Ibiza, sin sus playas, no sería mejor destino turístico que Albacete. Por muchas discotecas, beach club, puertos deportivos, restaurantes y bares de copas que tengamos, sin la imagen paradisíaca de nuestras calas, con su arena limpia y sus aguas cristalinas, por aquí no aterrizarían ni los despistados. Por eso, resulta tan inexplicable y contradictoria la dejadez por parte de las instituciones pitiusas respecto a las playas, cuanto éstas constituyen nuestra mayor fuente de riqueza y están sometidas a todo tipo de abusos y sobreexplotación.
GEN y WWF acometen estos días una labor que hace años deberían haber iniciado nuestros gobernantes: un inventario exhaustivo de los emisarios submarinos que, con demasiada frecuencia, realizan vertidos al mar. La costa está repleta de ellos y también de tuberías y mangueras misteriosas que descienden por los acantilados, desde hoteles y urbanizaciones. Nuestras infraestructuras de depuración, más que obsoletas, son tercermundistas. Constituyen un atentado ecológico y una vergüenza para un destino turístico que aspira a mantenerse líder en el mundo.
Las consecuencias de estos vertidos, que se realizan prácticamente con total impunidad, las tenemos ya en demasiadas playas. Aquellas en las que numerosos turistas y prácticamente todos los residentes huyen despavoridos, una vez contemplan el opaco color verdoso o marrón del mar. Primero fue Cala Tarida, pero la plaga de la microalga se ha extendido ya a una docena. Todas ellas playas antaño maravillosas que ahora, según los días, invitan a salir corriendo. Y cada año la mancha se extiende a nuevos tramos de costa.
Nuestros políticos deberían comenzar ya a tramitar fondos de, por ejemplo, la Unión Europea, con los que financiar a un equipo de investigadores que ahonde en las causas del fenómeno –hay multitud de teorías pero ninguna se ha corroborado–, y trate de frenar su avance. Al mismo tiempo, tendrían que impulsar un plan serio para obligar a hoteles y viviendas particulares a renovar sus infraestructuras sanitarias, para que el contenido de sus cloacas no acabe en el agua. Hay demasiado en juego para seguir ignorando este fenómeno, que se asemeja cada vez más a una venganza de la naturaleza, a cuenta de los abusos a que la sometemos.
En la misma línea hay que situar la creciente plaga de medusas. Los empresarios de Es Jondal, sin la intermediación de las instituciones, han logrado que su playa sea la única de España donde se desarrolla un proyecto piloto de instalación de redes que permitan un baño libre de celentéreos. Existen otros destinos donde se han aplicado soluciones efectivas mediante mallas. Sin embargo, en la isla, pese a las reiteradas peticiones, ni una sola institución ha tomado medidas al respecto.
A ello hay que sumar la sobreexplotación, que se agrava año tras año. Las imágenes de Cala Saladeta estos días, reconvertida en un mercado de vendedores ambulantes de bocadillos, frutas y cócteles, con mesas y tenderetes, es ya el colmo del despropósito y la impunidad.
Qué decir también de lugares como Cala Bassa, donde no te libras de la música a todo volumen en ningún rincón de la playa, porque a la propiedad de estos chiringuitos así le da la gana. Ni mucho menos son los únicos, pero sí el ejemplo más flagrante. Resulta un enigma que se critique tanto el ruido emitido por los barcos que hacen fiestas, mientras el despropósito de Cala Bassa, donde no se ofrece tregua al bañista, permanece en segundo plano.

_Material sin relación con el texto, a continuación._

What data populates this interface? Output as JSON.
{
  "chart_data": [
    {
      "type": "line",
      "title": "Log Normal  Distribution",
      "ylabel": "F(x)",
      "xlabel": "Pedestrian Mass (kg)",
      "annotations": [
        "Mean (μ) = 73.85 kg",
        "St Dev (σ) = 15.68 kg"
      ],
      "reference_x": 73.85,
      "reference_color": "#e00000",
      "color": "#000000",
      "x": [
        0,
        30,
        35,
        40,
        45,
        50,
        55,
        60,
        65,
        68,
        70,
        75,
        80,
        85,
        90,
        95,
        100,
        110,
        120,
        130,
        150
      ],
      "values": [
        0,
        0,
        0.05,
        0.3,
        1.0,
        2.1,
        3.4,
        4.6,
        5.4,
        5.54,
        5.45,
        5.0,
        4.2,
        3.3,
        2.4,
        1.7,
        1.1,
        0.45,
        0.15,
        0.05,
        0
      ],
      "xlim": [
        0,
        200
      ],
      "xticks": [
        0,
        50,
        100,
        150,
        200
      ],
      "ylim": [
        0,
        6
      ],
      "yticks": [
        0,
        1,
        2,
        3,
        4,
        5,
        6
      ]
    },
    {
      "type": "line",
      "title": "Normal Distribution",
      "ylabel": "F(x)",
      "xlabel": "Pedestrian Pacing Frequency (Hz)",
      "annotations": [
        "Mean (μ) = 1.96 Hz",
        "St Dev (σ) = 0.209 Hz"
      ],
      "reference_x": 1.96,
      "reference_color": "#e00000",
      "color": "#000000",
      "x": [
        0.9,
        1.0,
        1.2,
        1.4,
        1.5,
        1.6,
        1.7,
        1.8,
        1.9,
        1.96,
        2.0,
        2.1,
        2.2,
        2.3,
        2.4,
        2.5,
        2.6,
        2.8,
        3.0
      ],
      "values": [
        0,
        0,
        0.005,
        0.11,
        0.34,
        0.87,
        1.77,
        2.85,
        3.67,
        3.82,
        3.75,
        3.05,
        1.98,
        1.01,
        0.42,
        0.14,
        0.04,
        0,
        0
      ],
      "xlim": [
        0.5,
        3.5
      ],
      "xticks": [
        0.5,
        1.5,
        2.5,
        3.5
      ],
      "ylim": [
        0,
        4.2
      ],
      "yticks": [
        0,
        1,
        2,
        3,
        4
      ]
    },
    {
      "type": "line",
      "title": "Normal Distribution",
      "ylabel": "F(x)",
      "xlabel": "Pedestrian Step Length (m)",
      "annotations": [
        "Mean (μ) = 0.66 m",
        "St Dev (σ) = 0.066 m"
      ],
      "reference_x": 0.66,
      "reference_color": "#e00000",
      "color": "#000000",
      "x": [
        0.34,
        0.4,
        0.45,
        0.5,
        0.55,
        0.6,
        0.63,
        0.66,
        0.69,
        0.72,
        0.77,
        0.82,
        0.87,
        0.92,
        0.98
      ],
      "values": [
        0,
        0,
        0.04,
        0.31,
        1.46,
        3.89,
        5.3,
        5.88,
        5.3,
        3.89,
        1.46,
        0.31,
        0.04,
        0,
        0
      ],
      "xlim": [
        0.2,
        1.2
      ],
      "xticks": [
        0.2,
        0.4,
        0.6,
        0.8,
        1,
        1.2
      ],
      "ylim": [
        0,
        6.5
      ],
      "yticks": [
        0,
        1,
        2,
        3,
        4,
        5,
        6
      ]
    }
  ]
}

Y lugares antaño tranquilos, como S’Argamassa, ahora los vemos repletos de yates enormes, por la presencia de un nuevo beach club que una compañía internacional ha erigido en la orilla de manera incomprensible. Los burócratas habrán encontrado las justificaciones necesarias, pero su presencia atenta contra el más elemental sentido común.
Lo mismo con la exagerada invasión de hamacas en tantas playas, los fondeos masivos sobre la posidonia, los montones de basura que se han acumulado en los arenales del Parque Natural de Ses Salines, el inexistente control de accesos que colapsa a diario Es Cavallet –en cualquier momento puede traducirse en una desgracia–, etcétera, etcétera y etcétera.
A la gallina de los huevos de oro la tenemos tan agobiada que cualquier día se nos infarta. El desarrollo de una estrategia ambiciosa de mejora y conservación de las playas y el medio ambiente marino ya no puede demorarse más. De nada sirve luchar contra las prospecciones petrolíferas en el mar si, mientras tanto, permitimos este descontrol desde tierra.